Com exibição de curtas-metragens de ficção, documentário e experimental, a iniciativa apresenta mostras como “Cineminha do Contagito”, voltada ao público infantil, “Brasil em Foco” e “Contagem é Cinema”. “O que há em comum entre os filmes são os temas relacionados à juventude, outros entendimentos sobre amor e sobre o lugar dos jovens na cidade. Esses temas dialogam diretamente com o fato de que Contagem está se tornando um polo de produções audiovisuais no Brasil, buscando explorar e descobrir uma linguagem própria”, observa Larissa.
Presidenta da Associação de Apoio aos Produtores de Cinema Independente e de Audiovisual de Contagem (AAPCINE) e diretora-geral do festival, Danielle Uchôa enfatiza que a empreitada “se propõe a colocar no centro de cena o cinema autoral, independente e periférico, entendendo nele uma pujança própria, uma força motriz que movimenta, impulsiona e direciona para uma liberdade criativa que revoluciona linguagem, muda percepções e formas de experiências cinematográficas”. “É um cinema que se impõe pelas margens e clama por festivais”.
Percurso
Larissa também atribui a força do cinema de Contagem às periferias. “Nos últimos anos, mudanças históricas e políticas no país possibilitaram que essas pessoas começassem a sonhar e a produzir filmes”, destaca. Danielle considera que, em seus primórdios, essa produção veio à tona em função de uma dobradinha entre “o talento e o acaso”.
“Talento porque foram iniciativas quase que particulares tanto dos meninos da (produtora) Filmes de Plástico quanto do Affonso Uchôa, que lançaram seus filmes a partir de editais que não eram necessariamente de Contagem, mas que por ímpeto próprio apostaram em produções com roteiro de baixo orçamento, mas de uma clareza enorme sobre o que propunham”, avalia.
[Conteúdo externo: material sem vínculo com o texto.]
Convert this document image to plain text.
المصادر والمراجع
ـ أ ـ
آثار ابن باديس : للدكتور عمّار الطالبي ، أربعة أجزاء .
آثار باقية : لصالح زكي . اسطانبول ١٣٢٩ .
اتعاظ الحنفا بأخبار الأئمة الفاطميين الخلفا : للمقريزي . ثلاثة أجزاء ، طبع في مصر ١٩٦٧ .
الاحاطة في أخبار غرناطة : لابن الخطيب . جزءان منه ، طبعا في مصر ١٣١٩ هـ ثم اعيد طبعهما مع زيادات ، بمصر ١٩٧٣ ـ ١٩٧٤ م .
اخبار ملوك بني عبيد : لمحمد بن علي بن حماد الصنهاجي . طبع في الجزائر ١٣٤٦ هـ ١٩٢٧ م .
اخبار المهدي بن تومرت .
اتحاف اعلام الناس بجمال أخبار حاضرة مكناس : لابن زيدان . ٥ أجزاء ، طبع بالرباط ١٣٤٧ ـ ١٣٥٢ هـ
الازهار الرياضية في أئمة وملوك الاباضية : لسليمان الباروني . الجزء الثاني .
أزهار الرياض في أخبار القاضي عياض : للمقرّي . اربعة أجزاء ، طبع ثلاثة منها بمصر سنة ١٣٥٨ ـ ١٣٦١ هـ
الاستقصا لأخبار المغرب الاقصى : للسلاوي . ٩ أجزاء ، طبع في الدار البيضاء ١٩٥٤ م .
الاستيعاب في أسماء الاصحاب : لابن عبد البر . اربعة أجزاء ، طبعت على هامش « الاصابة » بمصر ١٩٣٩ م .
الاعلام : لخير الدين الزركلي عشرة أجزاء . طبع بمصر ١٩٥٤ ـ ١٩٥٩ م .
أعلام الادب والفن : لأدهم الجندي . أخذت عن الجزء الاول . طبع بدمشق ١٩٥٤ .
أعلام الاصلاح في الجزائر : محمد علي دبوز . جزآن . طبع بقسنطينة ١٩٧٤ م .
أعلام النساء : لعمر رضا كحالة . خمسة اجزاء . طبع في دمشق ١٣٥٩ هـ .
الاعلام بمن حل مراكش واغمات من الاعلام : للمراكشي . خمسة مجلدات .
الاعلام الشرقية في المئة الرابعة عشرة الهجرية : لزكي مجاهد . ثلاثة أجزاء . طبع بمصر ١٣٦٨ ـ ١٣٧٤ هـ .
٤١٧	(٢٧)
Ela afirma que esses realizadores “lançaram olhares novos e sensíveis para a produção cinematográfica periférica, ressignificando esse lugar nas propostas contemporâneas”. “Atualmente há um investimento maior em editais de Cultura em Contagem e outras iniciativas que partem da educação, como mostras de cinema focando no público estudantil, por exemplo”.
Larissa segue na mesma linha ao constatar que, “depois de tanto tempo de negação do cinema no governo passado, estamos conseguindo virar essa chave, nos reerguer das cinzas e reconstruir um cinema brasileiro que havia ficado em frangalhos”. Ela, no entanto, não deixa de verificar obstáculos, notadamente a falta de regulamentação do streaming. “Isso enfraquece significativamente as produtoras independentes, que representam a maior parte do setor no Brasil, assim como os artistas e cineastas, impactando diretamente a qualidade dos filmes e provocando um sucateamento do setor”.
Danielle concorda com a crítica, ao mesmo tempo que enxerga uma janela de oportunidade. “O principal obstáculo é lidar com baixo orçamento, isso tem sido um entrave ao pleno desenvolvimento da área no país. Por outro lado, a principal força é justamente reinventar linguagens e formas de contar o que se deseja. Uma produção cinematográfica influencia muito na maneira como um povo se enxerga. A difusão e a circulação dos filmes brasileiros ainda são muito limitadas, se concentrando em circuitos como mostras e festivais, ou quando possuem uma grande produtora que faz o filme chegar às salas de cinema. O brasileiro cresce vendo uma produção que não é do país dele e isso afeta sua subjetividade, que tende a entender que a produção de cinema no Brasil é ruim, quando na verdade ela está em estreito diálogo com nossas questões mais íntimas”.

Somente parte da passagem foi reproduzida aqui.